The participants were 39 young adults, who sat in a private office space to complete tests of sustained attention, working memory, creativity (they had to find a word that linked three others), and their ability to ignore distractions to focus on the requirements of a task (in this case, a Stroop test). They also had to type up a printed paragraph, and the researchers looked at how long it took them, and how many mistakes they made. Throughout, their skin conductance was measured, as an indicator of stress levels.

All the participants completed the tests three times: once without headphones and with background office noise, which was at a quiet 45 decibels (this produced baseline results, for comparison with the other conditions); once with headphones playing white noise at 45 decibels; and once with white noise at 65 decibels. (Though this volume in the last condition was much louder than in the two other conditions, it was still below a level that most people would find unpleasant).

The team found that the white noise played at 65dB improved performance on just one test — that of working memory. But it also increased stress, as shown by an increase in skin conductance.

However, 45dB of white noise improved sustained attention and creativity, and did not increase stress. (Also, while 45dB of white noise didn’t improve performance on the typing test above baseline, it didn’t worsen it, either — while 65dB of white noise did.)

This work suggests that 45dB of white noise can drive some cognitive benefits in neurotypical people. How? Perhaps by boosting background neural ‘noise’ in the brain.

A popular theory holds that a certain level of background noise in the central nervous system helps genuinely important neural signals to stand out, and be detected. The detection of important signals is clearly essential for good cognitive performance.

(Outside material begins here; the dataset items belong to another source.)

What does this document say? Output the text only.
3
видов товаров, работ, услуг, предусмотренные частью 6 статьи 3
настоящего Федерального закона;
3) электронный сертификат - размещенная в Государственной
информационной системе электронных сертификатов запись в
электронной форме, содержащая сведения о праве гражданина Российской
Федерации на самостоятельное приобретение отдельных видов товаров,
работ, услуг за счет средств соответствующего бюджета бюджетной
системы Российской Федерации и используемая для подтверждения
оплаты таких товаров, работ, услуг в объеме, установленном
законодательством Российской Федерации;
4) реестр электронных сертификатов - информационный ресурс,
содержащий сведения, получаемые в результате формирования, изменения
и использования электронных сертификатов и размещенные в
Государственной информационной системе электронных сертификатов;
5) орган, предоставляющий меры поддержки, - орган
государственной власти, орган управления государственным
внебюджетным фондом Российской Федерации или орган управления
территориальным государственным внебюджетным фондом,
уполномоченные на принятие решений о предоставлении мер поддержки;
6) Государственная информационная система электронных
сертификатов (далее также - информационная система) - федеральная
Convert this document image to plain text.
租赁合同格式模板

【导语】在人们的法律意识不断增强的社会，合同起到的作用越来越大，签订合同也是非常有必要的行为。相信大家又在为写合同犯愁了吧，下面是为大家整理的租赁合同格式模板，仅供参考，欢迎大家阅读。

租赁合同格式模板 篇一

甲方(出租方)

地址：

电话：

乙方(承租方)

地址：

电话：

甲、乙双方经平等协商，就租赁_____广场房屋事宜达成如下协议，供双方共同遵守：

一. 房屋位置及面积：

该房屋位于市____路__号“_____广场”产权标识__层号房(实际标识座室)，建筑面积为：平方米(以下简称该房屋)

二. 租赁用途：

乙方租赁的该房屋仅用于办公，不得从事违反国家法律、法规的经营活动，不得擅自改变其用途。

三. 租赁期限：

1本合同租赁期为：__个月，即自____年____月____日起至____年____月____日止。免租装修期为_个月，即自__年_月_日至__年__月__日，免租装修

It’s also thought that the neurotransmitter dopamine plays a role in this. Low levels of dopamine are thought to reduce neural noise, and so weaken cognitive performance, and research has linked ADHD to low dopamine levels. So researchers have tried exposing children with ADHD to fairly loud volumes (as high as 75 or even 85 decibels) of white noise, with the aim of counteracting the presumed dopamine-related deficit in neural noise — and reported cognitive benefits.

A neurotypical brain would be expected to already have the optimal level of background neural noise. But this new work suggests that perhaps even neurotypical brains can benefit from a little boost, from quiet white noise.

There is a lot of work still to be done, both to firm up the theories, and to explore the effects of white noise. As the researchers point out, it would be interesting to see work investigating the impact of other volumes, at points between 45 and 65 decibels, on these cognitive tests, and also other measures of performance, as required by different jobs. Some of the improvements seen in this study were also very small, so it’s unclear whether white noise really can make a real-world difference to the cognitive performance of neurotypical people.

Still, adding quiet white noise to an office environment would be simple and cheap. Certainly, the researchers hope that ultimately white noise might be used as a performance booster, perhaps with the volume being altered according to the task at hand. “These results lay the foundation for the integration of white noise into office workspaces as a tool to enhance office workers’ performance,” they conclude.